0
votes

Is there any disadvantage of using sequence-length, sequence-ref, sequence-map etc rather than different functions for lists (length list-ref etc), strings (string-length, string-ref etc), vectors etc in Racket?

1

1 Answers

4
votes

Performance.

Consider this tiny benchmark:

#lang racket/base

(require racket/sequence)

(define len 10000)
(define vec (make-vector len))

(collect-garbage)
(collect-garbage)
(collect-garbage)

(time (void (for/list ([i (in-range len)])
              (vector-ref vec i))))

(collect-garbage)
(collect-garbage)
(collect-garbage)

(time (void (for/list ([i (in-range len)])
              (sequence-ref vec i))))

This is the output on my machine:

; vectors (vector-ref vs sequence-ref)
cpu time: 1 real time: 1 gc time: 0
cpu time: 2082 real time: 2081 gc time: 0

Yes, that’s a difference of 3 orders of magnitude.

Why? Well, racket/sequence is not a terribly “smart” API, and even though vectors are random access, sequence-ref is not. Combined with the ability of the Racket optimizer to heavily optimize primitive operations, the sequence API is a pretty poor interface.

Of course, this is a little unfair, because vectors are random access while things like lists are not. However, performing the exact same test as the one above but using lists instead of vectors still yields a pretty grim result:

; lists (list-ref vs sequence-ref)
cpu time: 113 real time: 113 gc time: 0
cpu time: 1733 real time: 1732 gc time: 0

The sequence API is slow, mostly because of a high level of indirection.
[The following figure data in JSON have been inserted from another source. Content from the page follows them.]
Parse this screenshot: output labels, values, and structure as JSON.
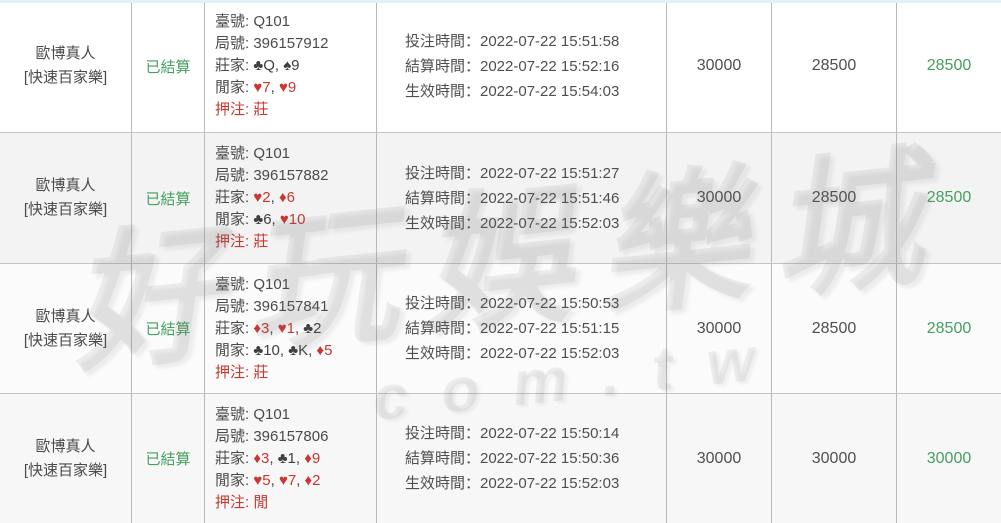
{
  "colors": {
    "green": "#44a05e",
    "red": "#c9372f",
    "strip": "#ddf3f9"
  },
  "watermark": {
    "main": "好玩娛樂城",
    "sub": "com.tw"
  },
  "rows": [
    {
      "game_line1": "歐博真人",
      "game_line2": "[快速百家樂]",
      "status": "已結算",
      "table_line": "臺號: Q101",
      "round_line": "局號: 396157912",
      "banker_label": "莊家:",
      "banker_cards": [
        {
          "text": "♣Q",
          "suit": "black"
        },
        {
          "text": "♠9",
          "suit": "black"
        }
      ],
      "player_label": "閒家:",
      "player_cards": [
        {
          "text": "♥7",
          "suit": "red"
        },
        {
          "text": "♥9",
          "suit": "red"
        }
      ],
      "bet_line": "押注: 莊",
      "time_lines": [
        "投注時間：2022-07-22 15:51:58",
        "結算時間：2022-07-22 15:52:16",
        "生效時間：2022-07-22 15:54:03"
      ],
      "bet_amount": "30000",
      "valid_amount": "28500",
      "payout": "28500"
    },
    {
      "game_line1": "歐博真人",
      "game_line2": "[快速百家樂]",
      "status": "已結算",
      "table_line": "臺號: Q101",
      "round_line": "局號: 396157882",
      "banker_label": "莊家:",
      "banker_cards": [
        {
          "text": "♥2",
          "suit": "red"
        },
        {
          "text": "♦6",
          "suit": "red"
        }
      ],
      "player_label": "閒家:",
      "player_cards": [
        {
          "text": "♣6",
          "suit": "black"
        },
        {
          "text": "♥10",
          "suit": "red"
        }
      ],
      "bet_line": "押注: 莊",
      "time_lines": [
        "投注時間：2022-07-22 15:51:27",
        "結算時間：2022-07-22 15:51:46",
        "生效時間：2022-07-22 15:52:03"
      ],
      "bet_amount": "30000",
      "valid_amount": "28500",
      "payout": "28500"
    },
    {
      "game_line1": "歐博真人",
      "game_line2": "[快速百家樂]",
      "status": "已結算",
      "table_line": "臺號: Q101",
      "round_line": "局號: 396157841",
      "banker_label": "莊家:",
      "banker_cards": [
        {
          "text": "♦3",
          "suit": "red"
        },
        {
          "text": "♥1",
          "suit": "red"
        },
        {
          "text": "♣2",
          "suit": "black"
        }
      ],
      "player_label": "閒家:",
      "player_cards": [
        {
          "text": "♣10",
          "suit": "black"
        },
        {
          "text": "♣K",
          "suit": "black"
        },
        {
          "text": "♦5",
          "suit": "red"
        }
      ],
      "bet_line": "押注: 莊",
      "time_lines": [
        "投注時間：2022-07-22 15:50:53",
        "結算時間：2022-07-22 15:51:15",
        "生效時間：2022-07-22 15:52:03"
      ],
      "bet_amount": "30000",
      "valid_amount": "28500",
      "payout": "28500"
    },
    {
      "game_line1": "歐博真人",
      "game_line2": "[快速百家樂]",
      "status": "已結算",
      "table_line": "臺號: Q101",
      "round_line": "局號: 396157806",
      "banker_label": "莊家:",
      "banker_cards": [
        {
          "text": "♦3",
          "suit": "red"
        },
        {
          "text": "♣1",
          "suit": "black"
        },
        {
          "text": "♦9",
          "suit": "red"
        }
      ],
      "player_label": "閒家:",
      "player_cards": [
        {
          "text": "♥5",
          "suit": "red"
        },
        {
          "text": "♥7",
          "suit": "red"
        },
        {
          "text": "♦2",
          "suit": "red"
        }
      ],
      "bet_line": "押注: 閒",
      "time_lines": [
        "投注時間：2022-07-22 15:50:14",
        "結算時間：2022-07-22 15:50:36",
        "生效時間：2022-07-22 15:52:03"
      ],
      "bet_amount": "30000",
      "valid_amount": "30000",
      "payout": "30000"
    }
  ]
}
Now, performance alone is not a reason to reject an API outright, since there are concrete advantages to working at a higher level of abstraction. That said, I think the sequence API is not a good abstraction, because it:

  1. …is needlessly stateful in its implementation, which puts an unnecessary burden on implementors of the interface.

  2. …does not accommodate things that do not resemble lists, such as random-access vectors or hash tables.

If you want to work with a higher level API, one possible option is to use the collections package, which attempts to provide an API similar to racket/sequence, but accommodating more kinds of data structures and also having a more complete set of functions. Disclaimer: I am the author of the collections package.

Given the above benchmark once more, the performance is still worse than using the underlying functions directly, but it’s at least a bit more manageable:

; vectors (vector-ref vs ref)
cpu time: 2 real time: 1 gc time: 0
cpu time: 97 real time: 98 gc time: 10

; lists (list-ref vs ref)
cpu time: 104 real time: 103 gc time: 0
cpu time: 481 real time: 482 gc time: 0

Whether or not you can afford the overhead depends on what exactly you’re doing, and it’s up to you to make the call for yourself. The specialized operations will always be at least somewhat faster than the ones that defer to them as long as some sort of dynamic dispatch is being performed. As always, remember the rule of performance optimization: don’t guess, measure.